Pro-Palestinian protesters at Columbia University were occupying a building on the New York City campus Tuesday a day after the university began suspending student demonstrators.
The protesters. who were occupying Hamilton Hall, displayed banners from a window reading "Intifada," the Arabic word for an uprising, CNN reported, citing a video.
The school said in an early morning notice that effective immediately access to the Morningside campus has been limited to students residing in residential buildings on campus and employees providing essential services.
"This access restriction will remain in place until circumstances allow otherwise," it said. "The safety of every single member of this community is paramount. We thank you for your patience, cooperation and understanding."
The university began suspending pro-Palestinian student activists Monday who refused to dismantle a protest camp on the New York City campus after the Ivy League school declared a stalemate in talks seeking to end the demonstration.

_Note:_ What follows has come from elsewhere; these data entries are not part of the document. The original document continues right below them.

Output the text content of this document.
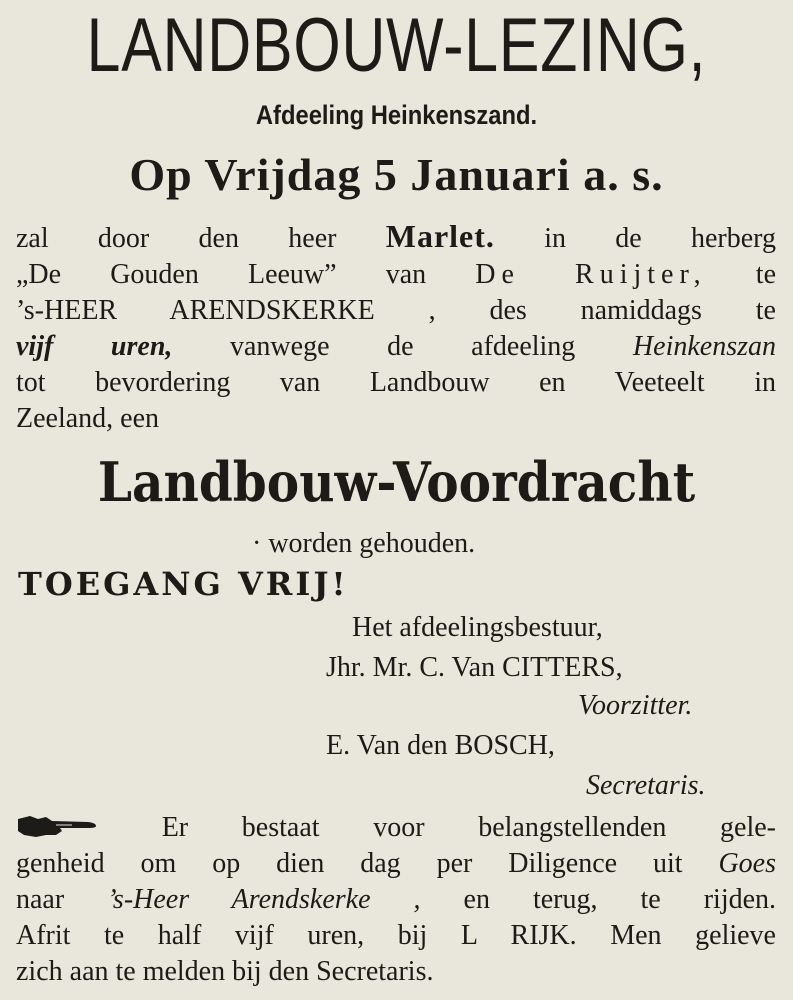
LANDBOUW-LEZING,
Afdeeling Heinkenszand.
Op Vrijdag 5 Januari a. s.
zal door den heer Marlet. in de herberg
„De Gouden Leeuw” van De Ruijter, te
’s-HEER ARENDSKERKE , des namiddags te
vijf uren, vanwege de afdeeling Heinkenszan
tot bevordering van Landbouw en Veeteelt in
Zeeland, een
Landbouw-Voordracht
· worden gehouden.
TOEGANG VRIJ!
Het afdeelingsbestuur,
Jhr. Mr. C. Van CITTERS,
Voorzitter.
E. Van den BOSCH,
Secretaris.
Er bestaat voor belangstellenden gele-
genheid om op dien dag per Diligence uit Goes
naar ’s-Heer Arendskerke , en terug, te rijden.
Afrit te half vijf uren, bij L RIJK. Men gelieve
zich aan te melden bij den Secretaris.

University President Nemat Shafik said in a statement that days of negotiations between student organizers and academic leaders had failed to persuade demonstrators to remove the dozens of tents set up to express opposition to Israel's war in Gaza.
Columbia began suspending students following almost two weeks of protests against Israel's war in Gaza that have swept through higher education institutions from coast to coast, after around 100 protesters were first arrested at Columbia on April 18.
In the latest crackdown, authorities at the prestigious university in New York demanded that the protest encampment be cleared by 2 p.m. (6 p.m. GMT) or students would face disciplinary action.
"These repulsive scare tactics mean nothing compared to the deaths of over 34,000 Palestinians," said a statement, read out by a student at a press conference after the deadline, referring to the death toll in Gaza.
"We will not move until Columbia meets our demands or ... are moved by force," said the student, who would not give his name.
The demonstrators have vowed to remain at the hall until their demands are met.
Among their key demands is that the institution divests financial holdings linked to Israel.
Columbia vice-president of communications, Ben Chang, said the university had "begun suspending students as part of this next phase of our efforts to ensure safety on our campus."
He said students had been warned they would be "placed on suspension, ineligible to complete the semester or graduate, and will be restricted from all academic, residential, and recreational spaces."
Meanwhile, at the University of Texas at Austin, police clashed with protesters Monday, including using pepper spray, and made arrests while dismantling an encampment, adding to the more than 350 people detained nationwide over the weekend.
"No encampments will be allowed," Texas Gov. Greg Abbott said on social media.
"Instead, arrests are being made."
Paul Quinzi, of the Austin Lawyers Guild helping those detained, told AFP they estimated "at least 80 arrests, and they are still going."
Police pushed and shoved away protesters at the Virginia Commonwealth University (VCU) in Richmond, local television footage showed. Students said police deployed teargas and pepper spray to clear them.
VCU said in a statement on social media platform X that it had repeatedly offered opportunities to the protesters, "many of whom were not students ... to leave. Those who did not were subjected to arrest and trespassing."
Protests against the Gaza war, with its high Palestinian civilian death toll, have posed a challenge to university administrators trying to balance free speech rights with complaints that the rallies have veered into anti-Semitism and hate.
Footage of police in riot gear summoned at various colleges to break up rallies has been viewed around the world, recalling the protest movement that erupted during the Vietnam War.
Columbia University President Shafik, in a statement Monday announcing talks had broken down, said: "Many of our Jewish students, and other students as well, have found the atmosphere intolerable in recent weeks."
"Many have left campus, and that is a tragedy," she said.
"Antisemitic language and actions are unacceptable and calls for violence are simply abhorrent."
Protest organizers deny accusations of antisemitism, arguing their actions are aimed at Israel's government and its prosecution of the conflict in Gaza.
They also insist that non-student agitators have engineered some of the incidents.
With the school year wrapping up, administrators point to the need to maintain order on campus for exam studies.
"One group's rights to express their views cannot come at the expense of another group's right to speak, teach and learn," argued Shafik.
One graduate student protester, who asked to be identified only as "Z," told AFP: "It's finals week, everyone is still working on their finals. But at the end of the day, school is temporary."
Suspensions were also ongoing at Cornell University in Ithaca, New York, where president Martha Pollack said student protesters had been "dishonest" by saying they did not intend to form a tented encampment on campus.
Over days of negotiations, students were offered multiple opportunities to move the encampment or face sanctions.
"They declined," Pollack wrote. "Therefore, more temporary suspensions ... are forthcoming."
The Gaza war triggerred by the Oct. 7 Hamas incursion that left around 1,170 people dead, according to an AFP tally of Israeli official figures.
Israel's retaliatory offensive has killed at least 34,535 people in Gaza, mostly women and children, according to the territory's Health Ministry.